Mass Market Oracle
June 11th, 2007 — ddelmoliI’ve been trying to ignore the Oracle / blogger spat for a while — it seems to be boiling down to an argument about “respect” and who’s giving it to whom. Oracle appears to be complaining that the blogging community favors other software vendors and the bloggers appear to feel that Oracle doesn’t give them special opportunities and access like the mainstream press.
Doug Burns and Kevin Closson have logged good posts about the topic here, here and here.
My only opinion on this is that respect is earned, not given.

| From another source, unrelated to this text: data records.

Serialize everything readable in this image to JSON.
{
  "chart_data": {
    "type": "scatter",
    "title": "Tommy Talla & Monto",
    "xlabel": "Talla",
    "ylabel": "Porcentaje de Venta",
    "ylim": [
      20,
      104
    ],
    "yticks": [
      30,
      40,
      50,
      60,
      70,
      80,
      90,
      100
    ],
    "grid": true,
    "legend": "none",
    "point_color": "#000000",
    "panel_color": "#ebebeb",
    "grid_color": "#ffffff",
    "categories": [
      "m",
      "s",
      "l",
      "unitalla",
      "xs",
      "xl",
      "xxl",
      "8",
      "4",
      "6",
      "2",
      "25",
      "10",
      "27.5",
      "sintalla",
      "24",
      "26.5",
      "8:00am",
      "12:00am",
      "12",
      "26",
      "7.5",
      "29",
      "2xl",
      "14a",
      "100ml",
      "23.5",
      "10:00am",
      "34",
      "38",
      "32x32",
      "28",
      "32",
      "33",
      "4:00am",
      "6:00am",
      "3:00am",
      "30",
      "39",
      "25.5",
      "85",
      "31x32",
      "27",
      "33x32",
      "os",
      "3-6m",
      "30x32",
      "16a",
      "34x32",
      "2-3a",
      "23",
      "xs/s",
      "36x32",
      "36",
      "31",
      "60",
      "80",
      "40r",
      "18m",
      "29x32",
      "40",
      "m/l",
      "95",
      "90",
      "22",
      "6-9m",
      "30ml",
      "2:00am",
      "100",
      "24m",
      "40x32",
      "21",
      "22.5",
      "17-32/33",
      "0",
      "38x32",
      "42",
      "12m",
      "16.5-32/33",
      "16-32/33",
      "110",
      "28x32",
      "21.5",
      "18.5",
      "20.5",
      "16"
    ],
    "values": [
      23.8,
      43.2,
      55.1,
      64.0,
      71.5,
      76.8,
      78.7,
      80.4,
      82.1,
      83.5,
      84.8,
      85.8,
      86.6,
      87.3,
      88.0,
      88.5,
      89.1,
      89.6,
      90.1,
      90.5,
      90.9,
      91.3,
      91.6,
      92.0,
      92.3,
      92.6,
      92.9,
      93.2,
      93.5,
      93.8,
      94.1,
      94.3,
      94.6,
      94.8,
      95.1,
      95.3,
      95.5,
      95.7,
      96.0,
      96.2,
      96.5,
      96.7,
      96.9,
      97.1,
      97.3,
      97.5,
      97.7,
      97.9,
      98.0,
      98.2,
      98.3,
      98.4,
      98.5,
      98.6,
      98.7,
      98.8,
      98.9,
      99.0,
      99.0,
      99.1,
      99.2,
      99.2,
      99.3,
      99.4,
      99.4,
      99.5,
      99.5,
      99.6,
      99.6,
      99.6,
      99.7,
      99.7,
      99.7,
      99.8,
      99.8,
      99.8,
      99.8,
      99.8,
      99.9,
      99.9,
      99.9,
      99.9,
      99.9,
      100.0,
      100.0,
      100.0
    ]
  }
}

Bloggers need to stop reading their own press clippings and comments, and Oracle needs to start acknowledging the mass market a bit better.
I’d like to talk about the latter for a bit.
I had an interesting conversation with my wife, Wendy (currently at Oracle), who mentioned that she’s seeing more and more customers constrained by electrical power lately, rather than CPU or memory or disk. As customers outsource their data centers or fill up their current ones, they’re starting to look for savings on electricity rather than CPU.
I’ve also seen that problem, and the corresponding drag on new projects and research for lack of hardware. So I started to talk to her about how traditional IT shops are going to have to come to grips with internal customers who have an expectation of instant hardware capacity, based on their experiences in getting hosting services on the Internet.
Take a look — for ridiculously small amounts of money, I can get a full development environment (shared or dedicated), instantly, just using my credit card. For example, check out the hosting plans on dreamhost.com. They’re currently running a special where for $16 per month, you get 300GB of disk space, 3TB of network bandwidth, and a full, open-source software suite. Apache, PHP4&5, Ruby on Rails, MySQL, FTP server, Chat server, crontab access, full Unix shell, CVS & SVN repositories, and SSL.
$16 per month — set up the instant you press “Process My Order”.
And dreamhost.com isn’t the only place you can do this — there are 1,000′s of hosting companies.
If you needed to prototype anything at work, why would you wait for IT to get you a server and space? Heck, you could probably expense the hosting fee.
You want to know what’s missing here? Hosted Oracle.
Don’t get me wrong — there are hosted Oracle plans out there. Typical cost? $200-$600 per month. Ridiculous. You mean that someone can’t do a hosting solution based on Oracle XE? Why not?
I found a good presentation on this from the Virginia Oracle User’s Group here. Looks like revion.com is offering Oracle hosting plans for roughly $50 per month.
What are you waiting for?
June 11th, 2007 at 3:51 pm
[...] card number away Filed under: Installation — ebuddelm @ 21:51 A very interesting idea today for the short-lived projects that come up now and then. It is easy nowadays to get some [...]
June 11th, 2007 at 5:08 pm
Hi Dominic,
at http://www.oracle.com/technology/products/database/application_express/html/apex_community.html#HOSTING you will even find more Oracle hosting providers.
Patrick
June 11th, 2007 at 5:38 pm
interesting, very interesting…
June 11th, 2007 at 6:06 pm
“You mean that someone can’t do a hosting solution based on Oracle XE? Why not?”
Mostly because XE is licenced to run one database per server. So if you have a physical chunk of hardware running multiple XE instances (ie through virtualisation) you’ve breached the licence conditions.
June 11th, 2007 at 6:59 pm
You could probably still do one instance with multiple users in it — though you’d be restricted by the memory and data constraints. This other restriction is a pain too:
2. Express Edition may be installed on a multiple CPU server, but may only be executed on one processor in any server;
June 13th, 2007 at 5:29 pm
she’s seeing more and more customers constrained by electrical power lately, rather than CPU or memory or disk.
Yep, power and cooling. Whenever I talk to sys admins and hardware guys, that’s what they seem to be most concerned about.
July 13th, 2007 at 11:44 am
[...] bad to happen and a skepticism of complexity lead to my recent postings on free data and mass market Oracle. I’m concerned about Oracle getting hit at from the low and medium end. (This [...]
June 17th, 2008 at 9:31 am
[...] exactly one year ago, I wrote about the lack of hosted Oracle database packages. Since then I haven’t seen much movement on that front, until last week, when STRATO [...]
July 28th, 2010 at 8:41 am
Hope now-a-days there are many hosting providers for oracle.